Invasive species often make their way into our coastal area due to Mobile's status as an international port city. These species often disrupt our coastal ecosystem and upset the natural balance of life in our coastal region. To preserve this delicate balance, we work to ensure that invasive species are removed while native species thrive. In this way, we are also preserving our coastal way of life.
In 2012, the Alabama Coastal Foundation, The Nature Conservancy, the Alabama State Lands Division along with dedicated volunteers from Holcim Engineering took part in a restoration project on Mon Luis Island. This restoration project included an intensive cleanup as well as the removal of the invasive species- The Chinese Privet.

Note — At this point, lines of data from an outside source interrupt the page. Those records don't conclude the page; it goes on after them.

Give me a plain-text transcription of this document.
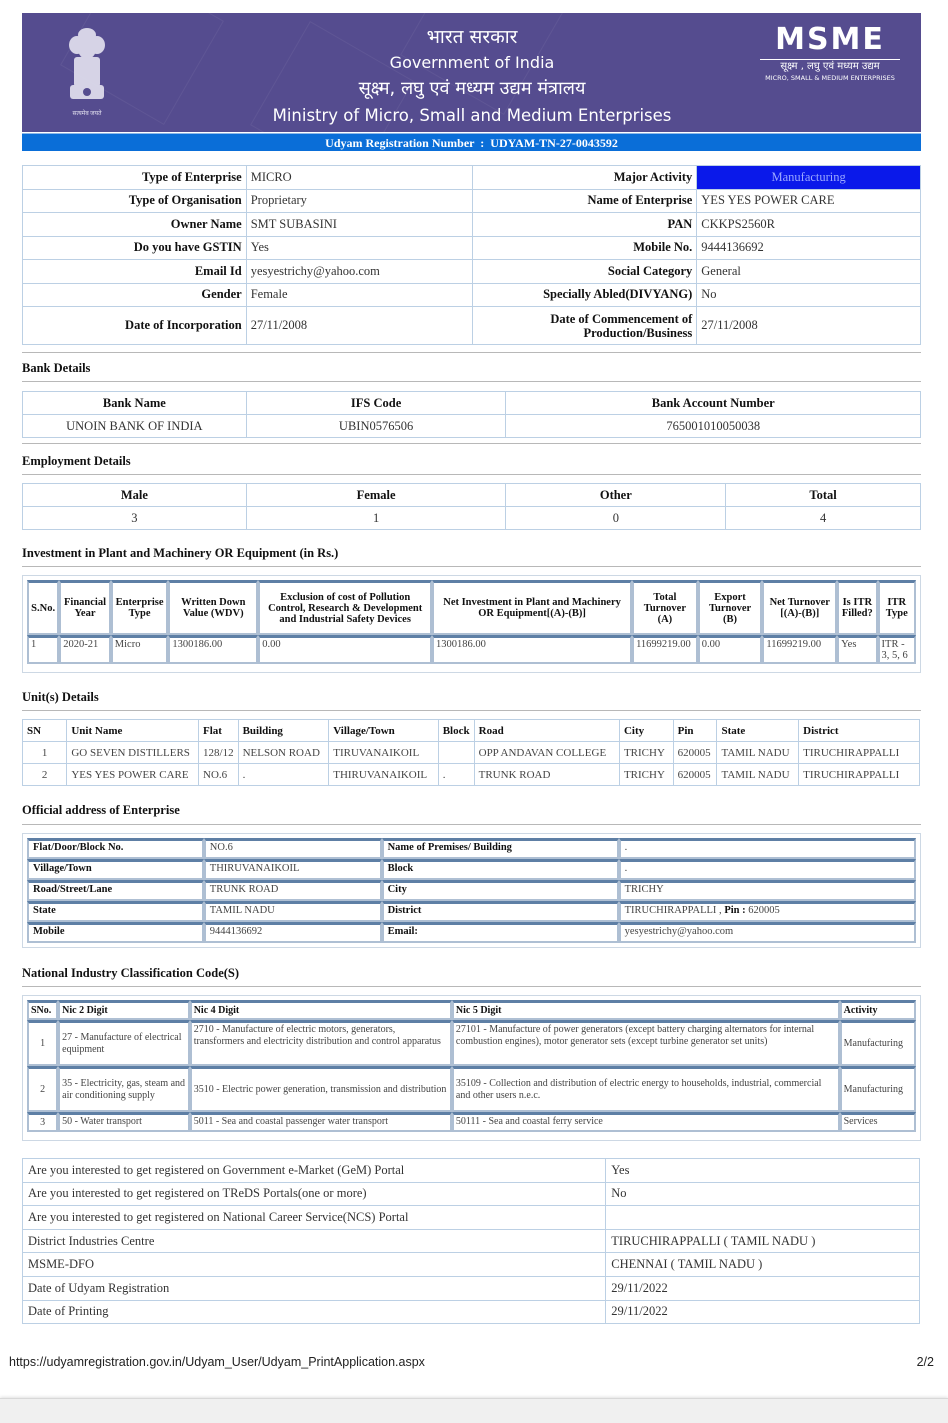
सत्यमेव जयते
भारत सरकार
Government of India
सूक्ष्म, लघु एवं मध्यम उद्यम मंत्रालय
Ministry of Micro, Small and Medium Enterprises
MSME
सूक्ष्म , लघु एवं मध्यम उद्यम
MICRO, SMALL & MEDIUM ENTERPRISES
Udyam Registration Number : UDYAM-TN-27-0043592
Type of Enterprise	MICRO	Major Activity	Manufacturing
Type of Organisation	Proprietary	Name of Enterprise	YES YES POWER CARE
Owner Name	SMT SUBASINI	PAN	CKKPS2560R
Do you have GSTIN	Yes	Mobile No.	9444136692
Email Id	yesyestrichy@yahoo.com	Social Category	General
Gender	Female	Specially Abled(DIVYANG)	No
Date of Incorporation	27/11/2008	Date of Commencement of Production/Business	27/11/2008
Bank Details
Bank Name	IFS Code	Bank Account Number
UNOIN BANK OF INDIA	UBIN0576506	765001010050038
Employment Details
Male	Female	Other	Total
3	1	0	4
Investment in Plant and Machinery OR Equipment (in Rs.)
S.No.	Financial Year	Enterprise Type	Written Down Value (WDV)	Exclusion of cost of Pollution Control, Research & Development and Industrial Safety Devices	Net Investment in Plant and Machinery OR Equipment[(A)-(B)]	Total Turnover (A)	Export Turnover (B)	Net Turnover [(A)-(B)]	Is ITR Filled?	ITR Type
1	2020-21	Micro	1300186.00	0.00	1300186.00	11699219.00	0.00	11699219.00	Yes	ITR - 3, 5, 6
Unit(s) Details
SN	Unit Name	Flat	Building	Village/Town	Block	Road	City	Pin	State	District
1	GO SEVEN DISTILLERS	128/12	NELSON ROAD	TIRUVANAIKOIL		OPP ANDAVAN COLLEGE	TRICHY	620005	TAMIL NADU	TIRUCHIRAPPALLI
2	YES YES POWER CARE	NO.6	.	THIRUVANAIKOIL	.	TRUNK ROAD	TRICHY	620005	TAMIL NADU	TIRUCHIRAPPALLI
Official address of Enterprise
Flat/Door/Block No.	NO.6	Name of Premises/ Building	.
Village/Town	THIRUVANAIKOIL	Block	.
Road/Street/Lane	TRUNK ROAD	City	TRICHY
State	TAMIL NADU	District	TIRUCHIRAPPALLI , Pin : 620005
Mobile	9444136692	Email:	yesyestrichy@yahoo.com
National Industry Classification Code(S)
SNo.	Nic 2 Digit	Nic 4 Digit	Nic 5 Digit	Activity
1	27 - Manufacture of electrical equipment	2710 - Manufacture of electric motors, generators, transformers and electricity distribution and control apparatus	27101 - Manufacture of power generators (except battery charging alternators for internal combustion engines), motor generator sets (except turbine generator set units)	Manufacturing
2	35 - Electricity, gas, steam and air conditioning supply	3510 - Electric power generation, transmission and distribution	35109 - Collection and distribution of electric energy to households, industrial, commercial and other users n.e.c.	Manufacturing
3	50 - Water transport	5011 - Sea and coastal passenger water transport	50111 - Sea and coastal ferry service	Services
Are you interested to get registered on Government e-Market (GeM) Portal	Yes
Are you interested to get registered on TReDS Portals(one or more)	No
Are you interested to get registered on National Career Service(NCS) Portal	
District Industries Centre	TIRUCHIRAPPALLI ( TAMIL NADU )
MSME-DFO	CHENNAI ( TAMIL NADU )
Date of Udyam Registration	29/11/2022
Date of Printing	29/11/2022
https://udyamregistration.gov.in/Udyam_User/Udyam_PrintApplication.aspx	2/2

Over 50 volunteers worked to restore and beautify the Kuppersmith Tract, which is protected under the Forever Wild Land Trust. This land is protected and preserved by environmentally-oriented legislation in Alabama and by looking out for the the native species, we are also looking out for our investment in keeping Alabama's protected lands beautiful.
The Forever Wild Land Trust has purchased more than 227,000 acres of land for public use since it was established by constitutional amendment in 1992. Alabama’s Forever Wild Land Trust continues to work to expand the number of recreational areas available to the public, so that present and future generations can enjoy quality-of-life opportunities in the outdoors.